I earned advanced degrees from New York University and Harvard University. My writing has appeared in The New York Times, The Washington Post, New York Magazine, Vogue, and Harvard Business Review, among others. I've been featured on NPR, CNN, The Today Show, and Good Morning America. I am an advisor at Empathy and sit on the Community Advisory Board at Stanford University School of Medicine.
As a psychologist specializing in reproductive loss and maternal mental health, I have had the profound privilege of sitting with women and families as they navigate the emotional aftermath of pregnancy loss. These experiences are often marked not only by grief, but by self-blame, isolation, and a deep sense of disorientation—feelings that can linger long after the medical aspects of care have ended.
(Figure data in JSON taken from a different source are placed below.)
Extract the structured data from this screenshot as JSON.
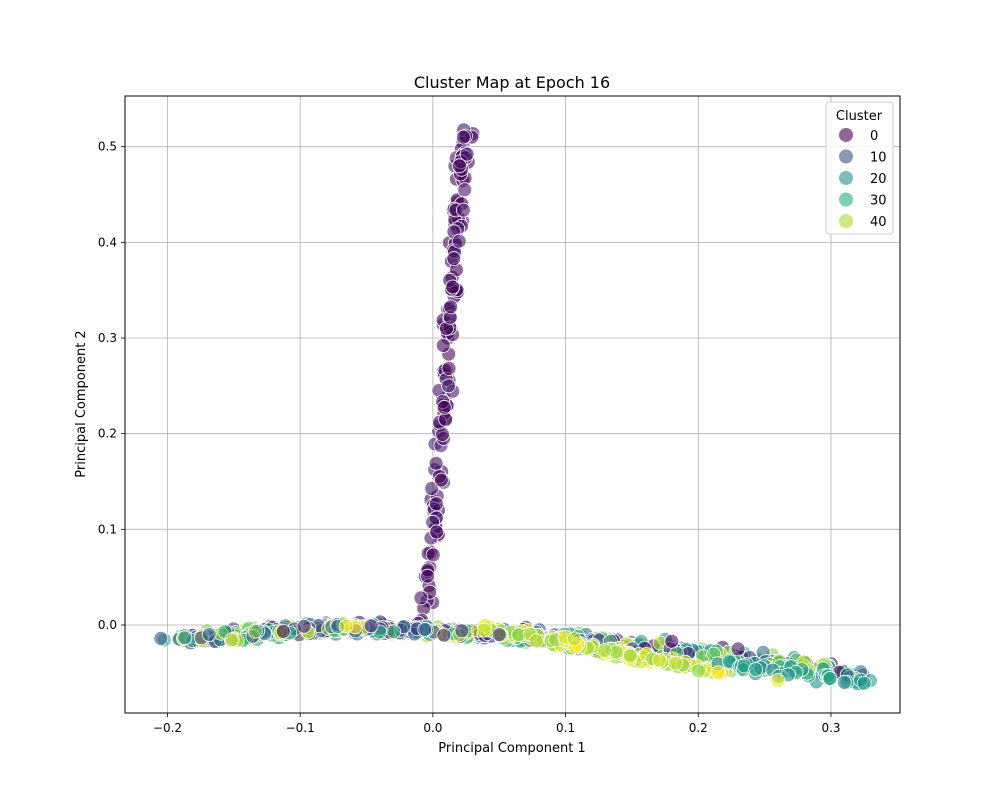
{
  "chart_data": {
    "type": "scatter",
    "title": "Cluster Map at Epoch 16",
    "xlabel": "Principal Component 1",
    "ylabel": "Principal Component 2",
    "xlim": [
      -0.232,
      0.352
    ],
    "ylim": [
      -0.092,
      0.553
    ],
    "xticks": [
      -0.2,
      -0.1,
      0.0,
      0.1,
      0.2,
      0.3
    ],
    "xtick_labels": [
      "−0.2",
      "−0.1",
      "0.0",
      "0.1",
      "0.2",
      "0.3"
    ],
    "yticks": [
      0.0,
      0.1,
      0.2,
      0.3,
      0.4,
      0.5
    ],
    "ytick_labels": [
      "0.0",
      "0.1",
      "0.2",
      "0.3",
      "0.4",
      "0.5"
    ],
    "grid": true,
    "legend": {
      "title": "Cluster",
      "placement": "top-right",
      "entries": [
        {
          "label": "0",
          "color": "#440154"
        },
        {
          "label": "10",
          "color": "#3b528b"
        },
        {
          "label": "20",
          "color": "#21918c"
        },
        {
          "label": "30",
          "color": "#27ad81"
        },
        {
          "label": "40",
          "color": "#aadc32"
        }
      ]
    },
    "colormap": "viridis",
    "color_range": [
      0,
      49
    ],
    "marker_alpha": 0.6,
    "segments": [
      {
        "from": [
          -0.005,
          0.0
        ],
        "to": [
          0.025,
          0.525
        ],
        "count": 140,
        "spread": [
          0.005,
          0.004
        ],
        "clusters": [
          0,
          4
        ]
      },
      {
        "from": [
          -0.19,
          -0.015
        ],
        "to": [
          -0.07,
          -0.002
        ],
        "count": 200,
        "spread": [
          0.012,
          0.006
        ],
        "clusters": [
          0,
          49
        ]
      },
      {
        "from": [
          -0.07,
          -0.002
        ],
        "to": [
          0.05,
          -0.01
        ],
        "count": 200,
        "spread": [
          0.014,
          0.005
        ],
        "clusters": [
          0,
          49
        ]
      },
      {
        "from": [
          0.05,
          -0.008
        ],
        "to": [
          0.32,
          -0.05
        ],
        "count": 280,
        "spread": [
          0.01,
          0.008
        ],
        "clusters": [
          0,
          49
        ]
      },
      {
        "from": [
          0.04,
          -0.004
        ],
        "to": [
          0.22,
          -0.05
        ],
        "count": 120,
        "spread": [
          0.01,
          0.005
        ],
        "clusters": [
          40,
          49
        ]
      },
      {
        "from": [
          0.22,
          -0.04
        ],
        "to": [
          0.325,
          -0.06
        ],
        "count": 40,
        "spread": [
          0.006,
          0.006
        ],
        "clusters": [
          22,
          32
        ]
      }
    ],
    "points": [
      {
        "x": -0.205,
        "y": -0.014,
        "c": 12
      },
      {
        "x": 0.05,
        "y": -0.01,
        "c": 5
      },
      {
        "x": 0.325,
        "y": -0.061,
        "c": 24
      },
      {
        "x": 0.31,
        "y": -0.06,
        "c": 22
      },
      {
        "x": 0.26,
        "y": -0.058,
        "c": 48
      },
      {
        "x": 0.215,
        "y": -0.05,
        "c": 49
      },
      {
        "x": 0.023,
        "y": 0.51,
        "c": 2
      },
      {
        "x": 0.02,
        "y": 0.48,
        "c": 1
      },
      {
        "x": 0.18,
        "y": -0.017,
        "c": 1
      },
      {
        "x": 0.23,
        "y": -0.025,
        "c": 3
      }
    ]
  }
}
Despite how common reproductive loss is, our culture remains deeply uncomfortable talking about grief—particularly when that grief is tied to fertility, pregnancy, or motherhood. Too often, women are met with silence, minimization, or well-intentioned but harmful platitudes at the very moment they need informed, compassionate support the most.
We are ready for a cultural shift—one that recognizes pregnancy loss as a meaningful psychological event and treats emotional care as essential, not optional. That is why I am deeply honored to partner with Lavela. Lavela is building something both rare and necessary: a thoughtful, evidence-based platform dedicated to supporting women through one of the most tender periods of their lives. Their work fills a critical gap in the pregnancy loss landscape by offering psychotherapy that is accessible, specialized, and rooted in true understanding. I joined Lavela because no one should have to navigate this experience alone, and because healing is possible when people are met with the right kind of support, at the right time.